Den Geruch würde sie wieder tagelang nicht loswerden, das wusste sie.
„Lass uns hochgehen“, sagte HP mit Blick auf den Toten. „Der läuft uns nicht weg. Du siehst aus, als bräuchtest du einen Kaffee. Ich trinke einen mit. Ach, da kommt unser Doktor.“
Sunja begrüßte den Arzt und gab ihm die nötigen Informationen. Sie hatte schon viele Tote gesehen und versuchte stets, sie würdevoll zu betrachten. Körper, aus denen das Leben gewichen war. Menschen, die gelebt, geliebt und gelitten hatten. Deren Geschichte sie erkunden musste, um zu verstehen, was ihnen passiert war. Wenn es sich um Kinder oder Jugendliche handelte, fiel es ihr schwerer, die professionelle Distanz zu wahren. Der Junge dort war auf keinen Fall volljährig. Sein Gesicht hatte deutlich asiatische Züge.
Einer der Techniker beugte sich über das Opfer.
„Papiere?“, fragte sie ihn.
Der Mann schüttelte den Kopf. „Alle Taschen leer.“
Am Kellereingang gab sie René die Hand. Ihr Kollege sah müde aus. Soweit sie sich erinnerte, hatte er noch nie die Leiche eines Kindes gesehen.
Zu dritt gingen sie die Treppe hinauf. Durch die rückwärtige Fensterfront der Lobby sah Sunja einen riesigen grauen Plattenbau. Kleine, braune Fenster. Das Gebäude erinnerte sie an ein vernachlässigtes Studentenwohnheim und kam ihr merkwürdig düster vor. Aber vielleicht lag das an den dunklen Flecken, die die Nässe auf den Beton gezeichnet hatte.
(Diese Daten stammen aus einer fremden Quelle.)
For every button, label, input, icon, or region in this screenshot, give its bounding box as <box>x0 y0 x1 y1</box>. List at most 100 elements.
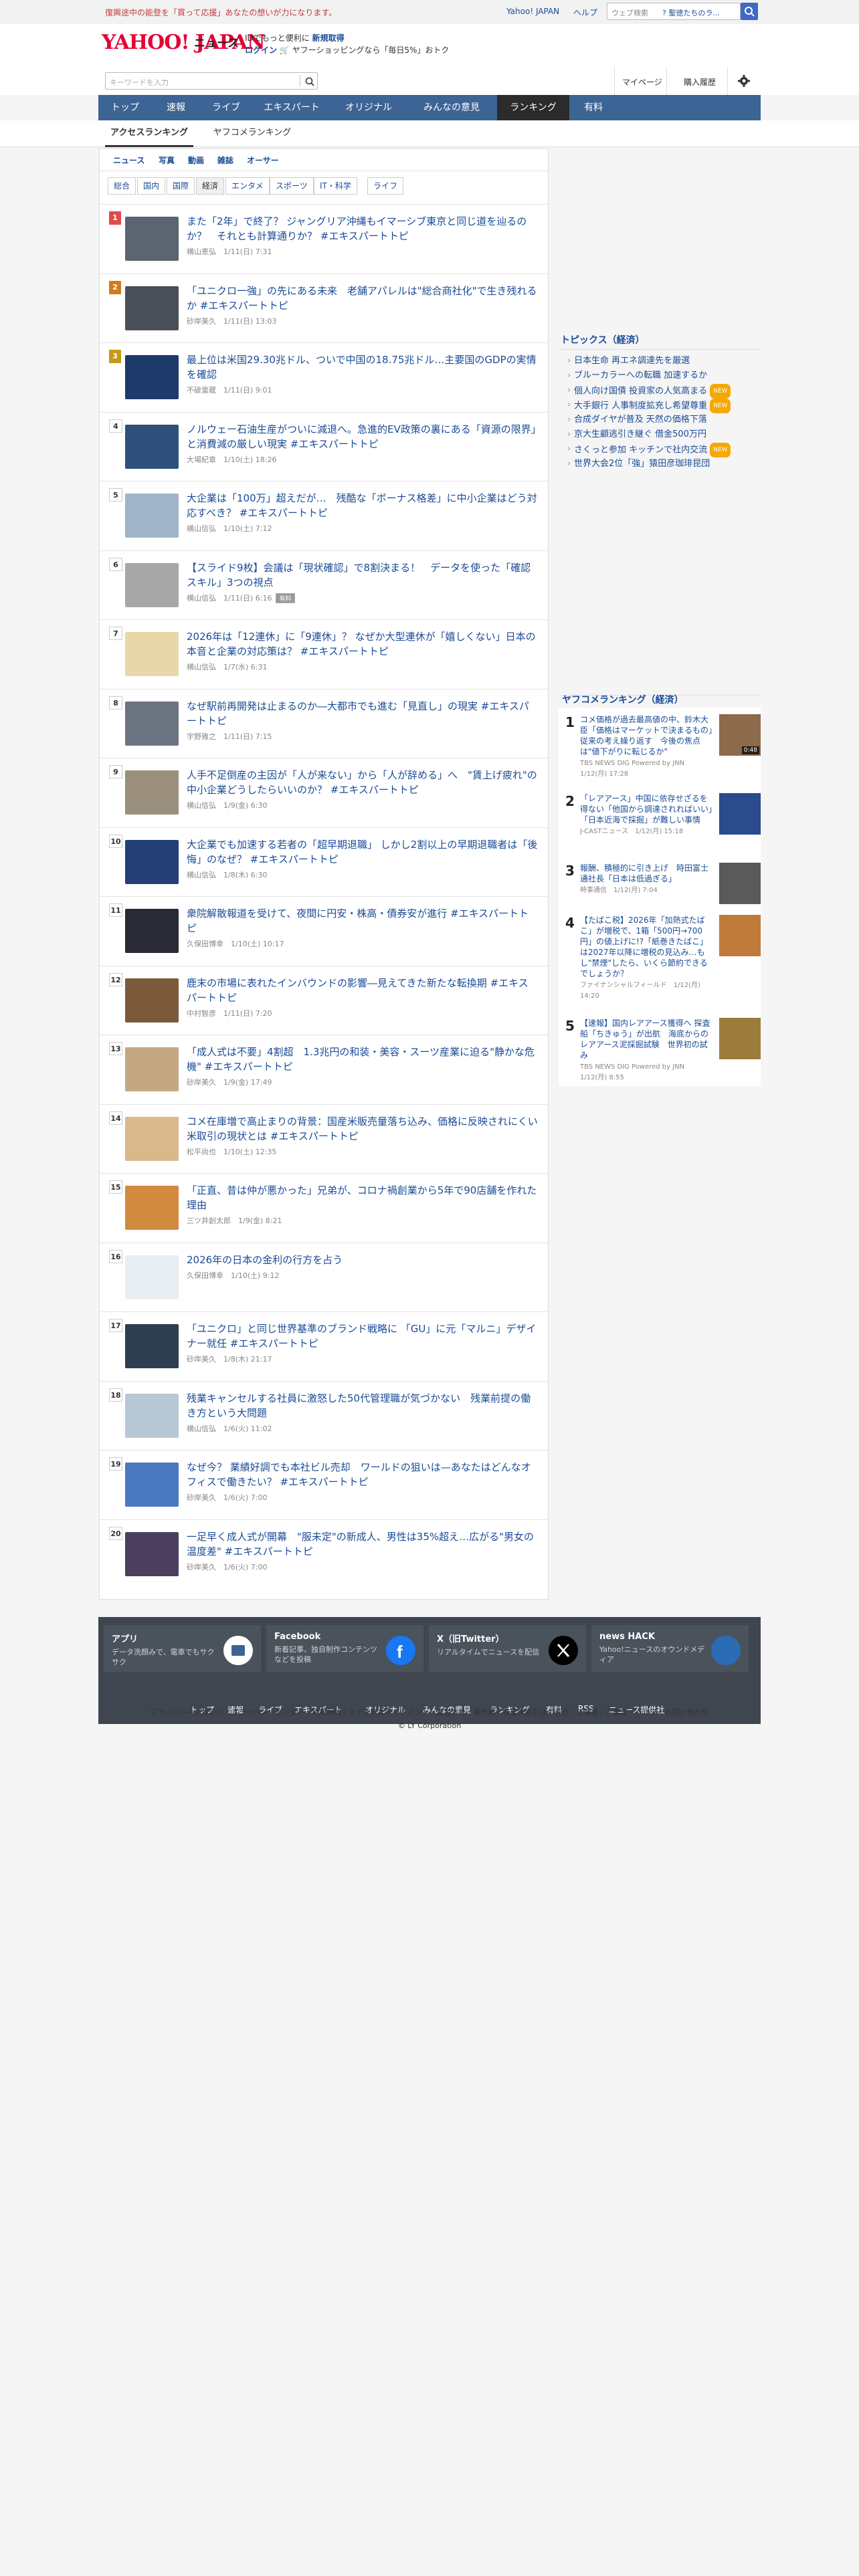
ranking-item[interactable]: 4 ノルウェー石油生産がついに減退へ。急進的EV政策の裏にある「資源の限界」と消費… <box>100 411 548 481</box>
ranking-item[interactable]: 9 人手不足倒産の主因が「人が来ない」から「人が辞める」へ "賃上げ疲れ"の中小企… <box>100 758 548 827</box>
article-title[interactable]: 最上位は米国29.30兆ドル、ついで中国の18.75兆ドル…主要国のGDPの実情… <box>187 352 538 382</box>
search-suggest[interactable]: ? 聖徳たちのラ... <box>662 7 720 18</box>
category-photos[interactable]: 写真 <box>159 154 175 166</box>
article-title[interactable]: 「成人式は不要」4割超 1.3兆円の和装・美容・スーツ産業に迫る"静かな危機" … <box>187 1045 538 1074</box>
article-title[interactable]: 一足早く成人式が開幕 "服未定"の新成人、男性は35%超え…広がる"男女の温度差… <box>187 1529 538 1559</box>
comment-article-text[interactable]: 【速報】国内レアアース獲得へ 探査船「ちきゅう」が出航 海底からのレアアース泥採… <box>580 1018 710 1060</box>
tab-comment-ranking[interactable]: ヤフコメランキング <box>205 120 299 147</box>
article-thumbnail[interactable] <box>125 494 179 538</box>
ranking-item[interactable]: 20 一足早く成人式が開幕 "服未定"の新成人、男性は35%超え…広がる"男女の温… <box>100 1519 548 1589</box>
article-thumbnail[interactable] <box>125 217 179 261</box>
ranking-item[interactable]: 18 残業キャンセルする社員に激怒した50代管理職が気づかない 残業前提の働き方と… <box>100 1380 548 1451</box>
ranking-item[interactable]: 3 最上位は米国29.30兆ドル、ついで中国の18.75兆ドル…主要国のGDPの実… <box>100 342 548 412</box>
ranking-item[interactable]: 16 2026年の日本の金利の行方を占う 久保田博幸 1/10(土) 9:12 <box>100 1242 548 1312</box>
comment-ranking-item[interactable]: 4 【たばこ税】2026年「加熱式たばこ」が増税で、1箱「500円→700円」の値… <box>559 915 761 1000</box>
ranking-item[interactable]: 1 また「2年」で終了？ ジャングリア沖縄もイマーシブ東京と同じ道を辿るのか？ そ… <box>100 204 548 274</box>
ranking-item[interactable]: 17 「ユニクロ」と同じ世界基準のブランド戦略に 「GU」に元「マルニ」デザイナー… <box>100 1311 548 1381</box>
topic-item[interactable]: ブルーカラーへの転職 加速するか <box>567 369 707 383</box>
comment-ranking-item[interactable]: 2 「レアアース」中国に依存せざるを得ない「他国から調達されればいい」「日本近海で… <box>559 793 761 860</box>
comment-article-title[interactable]: 【速報】国内レアアース獲得へ 探査船「ちきゅう」が出航 海底からのレアアース泥採… <box>580 1018 714 1083</box>
article-thumbnail[interactable] <box>125 1463 179 1507</box>
article-title[interactable]: 「正直、昔は仲が悪かった」兄弟が、コロナ禍創業から5年で90店舗を作れた理由 <box>187 1183 538 1212</box>
article-title[interactable]: 「ユニクロ一強」の先にある未来 老舗アパレルは"総合商社化"で生き残れるか #エ… <box>187 284 538 313</box>
genre-entertainment[interactable]: エンタメ <box>225 177 270 195</box>
ranking-item[interactable]: 6 【スライド9枚】会議は「現状確認」で8割決まる！ データを使った「確認スキル」… <box>100 550 548 620</box>
comment-article-title[interactable]: 「レアアース」中国に依存せざるを得ない「他国から調達されればいい」「日本近海で採… <box>580 793 714 837</box>
article-thumbnail[interactable] <box>125 562 179 607</box>
header-link-yahoo[interactable]: Yahoo! JAPAN <box>506 7 559 16</box>
topic-item[interactable]: 合成ダイヤが普及 天然の価格下落 <box>567 413 707 427</box>
article-thumbnail[interactable] <box>125 424 179 469</box>
genre-sports[interactable]: スポーツ <box>270 177 314 195</box>
ranking-item[interactable]: 19 なぜ今？ 業績好調でも本社ビル売却 ワールドの狙いは—あなたはどんなオフィス… <box>100 1450 548 1519</box>
nav-live[interactable]: ライブ <box>200 95 252 120</box>
topic-link[interactable]: 京大生顧逃引き継ぐ 借金500万円 <box>574 429 706 439</box>
article-thumbnail[interactable] <box>125 1186 179 1230</box>
topic-link[interactable]: ブルーカラーへの転職 加速するか <box>574 370 707 381</box>
ranking-item[interactable]: 14 コメ在庫増で高止まりの背景：国産米販売量落ち込み、価格に反映されにくい米取引… <box>100 1103 548 1174</box>
article-thumbnail[interactable] <box>125 1531 179 1576</box>
news-search-input[interactable]: キーワードを入力 <box>105 72 318 90</box>
comment-article-text[interactable]: 報酬、積極的に引き上げ 時田富士通社長「日本は低過ぎる」 <box>580 863 708 883</box>
article-title[interactable]: なぜ今？ 業績好調でも本社ビル売却 ワールドの狙いは—あなたはどんなオフィスで働… <box>187 1460 538 1489</box>
topic-link[interactable]: 個人向け国債 投資家の人気高まる <box>574 387 707 397</box>
nav-opinions[interactable]: みんなの意見 <box>406 95 497 120</box>
comment-article-thumbnail[interactable] <box>719 915 761 956</box>
genre-life[interactable]: ライフ <box>367 177 404 195</box>
footer-facebook-box[interactable]: Facebook 新着記事、独自制作コンテンツなどを投稿 f <box>266 1625 423 1672</box>
genre-economy[interactable]: 経済 <box>196 177 225 195</box>
topic-item[interactable]: さくっと参加 キッチンで社内交流NEW <box>567 443 731 457</box>
comment-article-thumbnail[interactable] <box>719 863 761 904</box>
comment-article-thumbnail[interactable]: 0:48 <box>719 714 761 756</box>
article-thumbnail[interactable] <box>125 1116 179 1161</box>
legal-links[interactable]: プライバシーポリシー・プライバシーセンター・利用規約・メディアステートメント・運… <box>98 1707 761 1717</box>
article-title[interactable]: 「ユニクロ」と同じ世界基準のブランド戦略に 「GU」に元「マルニ」デザイナー就任… <box>187 1321 538 1351</box>
web-search-button[interactable] <box>741 3 758 20</box>
topic-item[interactable]: 世界大会2位「強」猿田彦珈琲昆団 <box>567 457 710 471</box>
ranking-item[interactable]: 12 鹿末の市場に表れたインバウンドの影響―見えてきた新たな転換期 #エキスパート… <box>100 965 548 1035</box>
category-authors[interactable]: オーサー <box>247 154 279 166</box>
article-title[interactable]: 残業キャンセルする社員に激怒した50代管理職が気づかない 残業前提の働き方という… <box>187 1391 538 1420</box>
article-thumbnail[interactable] <box>125 909 179 953</box>
comment-article-title[interactable]: 【たばこ税】2026年「加熱式たばこ」が増税で、1箱「500円→700円」の値上… <box>580 915 714 1002</box>
article-title[interactable]: コメ在庫増で高止まりの背景：国産米販売量落ち込み、価格に反映されにくい米取引の現… <box>187 1114 538 1144</box>
nav-breaking[interactable]: 速報 <box>152 95 200 120</box>
nav-expert[interactable]: エキスパート <box>252 95 331 120</box>
article-title[interactable]: なぜ駅前再開発は止まるのか―大都市でも進む「見直し」の現実 #エキスパートトピ <box>187 699 538 728</box>
ranking-item[interactable]: 2 「ユニクロ一強」の先にある未来 老舗アパレルは"総合商社化"で生き残れるか #… <box>100 273 548 343</box>
ranking-item[interactable]: 8 なぜ駅前再開発は止まるのか―大都市でも進む「見直し」の現実 #エキスパートトピ… <box>100 688 548 758</box>
article-thumbnail[interactable] <box>125 1047 179 1091</box>
purchase-history-link[interactable]: 購入履歴 <box>684 76 716 88</box>
ranking-item[interactable]: 15 「正直、昔は仲が悪かった」兄弟が、コロナ禍創業から5年で90店舗を作れた理由… <box>100 1173 548 1243</box>
article-title[interactable]: ノルウェー石油生産がついに減退へ。急進的EV政策の裏にある「資源の限界」と消費減… <box>187 422 538 451</box>
genre-international[interactable]: 国際 <box>167 177 195 195</box>
category-magazines[interactable]: 雑誌 <box>217 154 233 166</box>
article-thumbnail[interactable] <box>125 701 179 746</box>
topic-item[interactable]: 個人向け国債 投資家の人気高まるNEW <box>567 384 731 399</box>
article-thumbnail[interactable] <box>125 1324 179 1368</box>
comment-article-thumbnail[interactable] <box>719 793 761 835</box>
article-thumbnail[interactable] <box>125 1393 179 1438</box>
ranking-item[interactable]: 10 大企業でも加速する若者の「超早期退職」 しかし2割以上の早期退職者は「後悔」… <box>100 827 548 897</box>
ranking-item[interactable]: 7 2026年は「12連休」に「9連休」？ なぜか大型連休が「嬉しくない」日本の本… <box>100 619 548 689</box>
shopping-promo[interactable]: ヤフーショッピングなら「毎日5%」おトク <box>292 45 450 55</box>
article-title[interactable]: また「2年」で終了？ ジャングリア沖縄もイマーシブ東京と同じ道を辿るのか？ それ… <box>187 214 538 243</box>
topic-link[interactable]: 世界大会2位「強」猿田彦珈琲昆団 <box>574 459 710 469</box>
nav-top[interactable]: トップ <box>98 95 152 120</box>
article-thumbnail[interactable] <box>125 770 179 815</box>
comment-article-text[interactable]: 【たばこ税】2026年「加熱式たばこ」が増税で、1箱「500円→700円」の値上… <box>580 916 708 978</box>
ranking-item[interactable]: 5 大企業は「100万」超えだが… 残酷な「ボーナス格差」に中小企業はどう対応すべ… <box>100 481 548 550</box>
comment-ranking-item[interactable]: 1 コメ価格が過去最高値の中、鈴木大臣「価格はマーケットで決まるもの」従来の考え繰… <box>559 714 761 781</box>
nav-ranking[interactable]: ランキング <box>497 95 569 120</box>
article-thumbnail[interactable] <box>125 1255 179 1299</box>
category-news[interactable]: ニュース <box>113 154 145 166</box>
signup-link[interactable]: 新規取得 <box>312 33 345 43</box>
news-brand-name[interactable]: ニュース <box>194 33 239 50</box>
article-title[interactable]: 人手不足倒産の主因が「人が来ない」から「人が辞める」へ "賃上げ疲れ"の中小企業… <box>187 768 538 797</box>
category-videos[interactable]: 動画 <box>188 154 204 166</box>
topic-link[interactable]: さくっと参加 キッチンで社内交流 <box>574 445 707 455</box>
article-title[interactable]: 大企業は「100万」超えだが… 残酷な「ボーナス格差」に中小企業はどう対応すべき… <box>187 491 538 520</box>
article-title[interactable]: 2026年は「12連休」に「9連休」？ なぜか大型連休が「嬉しくない」日本の本音… <box>187 629 538 659</box>
yahoo-logo[interactable]: YAHOO! JAPAN <box>102 31 266 54</box>
nav-paid[interactable]: 有料 <box>569 95 617 120</box>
Sie selbst waren in einem Hostel für Jugendliche. An den Wänden prangten Graffiti, alles war hell und modern, nur der schwarze Flügel gegenüber der Rezeption passte nicht ganz ins Bild. Jugendliche mit müden Gesichtern schlurften zum Frühstücksraum, der sich hinter der Rezeption befand.
René seufzte. „So ein junger Kerl. Schrecklich.“
„Der kann höchstens fünfzehn sein, oder?“, sagte HP und zupfte sich einen Fussel vom Ärmel.
„Warten wir, was der Arzt sagt“, entgegnete Sunja. „Wo ist der Hausmeister?“
„Er kommt gleich.“
Kommissar Matthias Müller stürmte herein. „Sorry Leute“, murmelte er. „Ging nicht eher. Ernesto hatte die halbe Nacht grässliche Bauchkrämpfe, der Ärmste. Aber ich hab’s hingekriegt. Mit Kümmeltee!“ Er lächelte stolz. „Und? Was haben wir?“
Wie immer trug Matthias seinen blauen Parka, dazu die übliche gelbe Wollmütze. Kein Mensch würde ihn auf der Straße für einen Kriminalisten halten, dachte Sunja. Seine etwas altbackene, pummelige Erscheinung täuschte darüber hinweg, dass er Karatemeister war und bereits mehrere Auszeichnungen gewonnen hatte. Er sah erschöpft aus. Seit er zweifacher Vater war, schlief er wenig. Er kümmerte sich rührend um seine Kinder und arbeitete Teilzeit. Schon vor einer Weile hatte er verlauten lassen, das Sabbatjahr nach der Elternzeit sei bereits beantragt. Das wolle er, um weiter für seine Kinder da sein zu können.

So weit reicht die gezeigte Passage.